Papa e novo arcebispo de Canterbury fazem apelos sobre Gaza e imigração em sermões de Natal | Notícias do Reino Unido
O novo Arcebispo de Canterbury advertiu no seu sermão do dia de Natal que “as conversas sobre a imigração continuam a dividir-nos, quando a nossa humanidade comum deveria unir-nos”.
O Papa também realizou um serviço religioso no Vaticano no qual lamentou as condições dos palestinos em Gaza e apelou ao “clamor das armas (para) cessar” em Ucrânia e outras zonas de conflito.
Dama Sarah Mullally – a primeira mulher a liderar a Igreja da Inglaterra em mais de 1.400 anos – discursava na Catedral de São Paulo no seu atual cargo de Bispo de Londres.

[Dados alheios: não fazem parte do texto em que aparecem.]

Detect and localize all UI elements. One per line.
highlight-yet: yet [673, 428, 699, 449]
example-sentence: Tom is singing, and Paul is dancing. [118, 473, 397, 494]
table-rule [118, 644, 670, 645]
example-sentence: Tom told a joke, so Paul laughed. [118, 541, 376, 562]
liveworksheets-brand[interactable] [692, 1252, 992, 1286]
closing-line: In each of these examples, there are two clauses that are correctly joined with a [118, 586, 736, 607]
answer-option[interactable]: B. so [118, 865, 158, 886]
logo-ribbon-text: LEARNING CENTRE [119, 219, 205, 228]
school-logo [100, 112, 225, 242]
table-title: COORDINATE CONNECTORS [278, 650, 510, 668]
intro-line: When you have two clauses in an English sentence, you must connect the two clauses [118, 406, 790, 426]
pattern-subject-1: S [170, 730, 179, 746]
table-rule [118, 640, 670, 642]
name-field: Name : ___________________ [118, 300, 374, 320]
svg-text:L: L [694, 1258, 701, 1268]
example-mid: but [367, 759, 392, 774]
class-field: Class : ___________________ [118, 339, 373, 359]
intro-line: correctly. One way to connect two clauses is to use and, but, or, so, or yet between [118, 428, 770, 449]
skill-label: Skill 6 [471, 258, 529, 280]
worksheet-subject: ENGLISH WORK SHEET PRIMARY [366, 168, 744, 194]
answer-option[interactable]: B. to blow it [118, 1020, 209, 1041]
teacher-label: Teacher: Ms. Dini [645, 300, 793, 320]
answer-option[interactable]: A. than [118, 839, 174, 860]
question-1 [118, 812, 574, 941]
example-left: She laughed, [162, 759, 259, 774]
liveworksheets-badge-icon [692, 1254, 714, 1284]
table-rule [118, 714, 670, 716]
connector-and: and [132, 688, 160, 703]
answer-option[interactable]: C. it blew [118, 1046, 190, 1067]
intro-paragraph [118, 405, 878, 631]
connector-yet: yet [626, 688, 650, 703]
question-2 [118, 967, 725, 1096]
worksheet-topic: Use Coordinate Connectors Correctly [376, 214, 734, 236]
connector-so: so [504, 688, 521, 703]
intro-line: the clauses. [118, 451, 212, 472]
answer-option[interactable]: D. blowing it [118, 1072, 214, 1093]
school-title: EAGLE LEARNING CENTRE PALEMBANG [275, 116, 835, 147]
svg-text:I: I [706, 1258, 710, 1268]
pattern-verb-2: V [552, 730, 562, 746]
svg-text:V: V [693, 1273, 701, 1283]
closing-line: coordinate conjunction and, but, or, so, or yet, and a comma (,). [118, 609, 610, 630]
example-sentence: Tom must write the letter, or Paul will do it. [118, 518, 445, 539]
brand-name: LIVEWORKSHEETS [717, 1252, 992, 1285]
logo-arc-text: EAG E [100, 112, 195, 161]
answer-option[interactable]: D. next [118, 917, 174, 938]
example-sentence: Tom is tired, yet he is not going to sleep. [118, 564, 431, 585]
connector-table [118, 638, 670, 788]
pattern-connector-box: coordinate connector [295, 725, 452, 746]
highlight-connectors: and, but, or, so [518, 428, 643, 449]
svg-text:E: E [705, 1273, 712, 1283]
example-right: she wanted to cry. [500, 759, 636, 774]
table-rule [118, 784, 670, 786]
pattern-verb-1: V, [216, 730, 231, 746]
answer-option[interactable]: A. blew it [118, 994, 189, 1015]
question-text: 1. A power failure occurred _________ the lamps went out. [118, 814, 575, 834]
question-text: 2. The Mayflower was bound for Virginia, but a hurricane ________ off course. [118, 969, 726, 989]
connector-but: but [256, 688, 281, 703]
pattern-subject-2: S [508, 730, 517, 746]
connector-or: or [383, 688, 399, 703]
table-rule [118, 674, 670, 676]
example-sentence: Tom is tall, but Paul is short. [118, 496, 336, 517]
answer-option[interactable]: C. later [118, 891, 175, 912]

“Muitos sentem o peso da pressão económica. Alguns sentem-se empurrados para as margens”, disse o homem de 63 anos.
“As nossas conversas nacionais sobre a imigração continuam a dividir-nos, quando a nossa humanidade comum deveria unir-nos.”
As famílias lutam para encontrar habitação segura, acrescentou, enquanto “a nossa compreensão do que significa viver e morrer bem” está a ser desafiada pelas “complexidades” da morte assistida.
Dame Sarah foi eleita em novembro e iniciará legalmente seu novo cargo em janeiro.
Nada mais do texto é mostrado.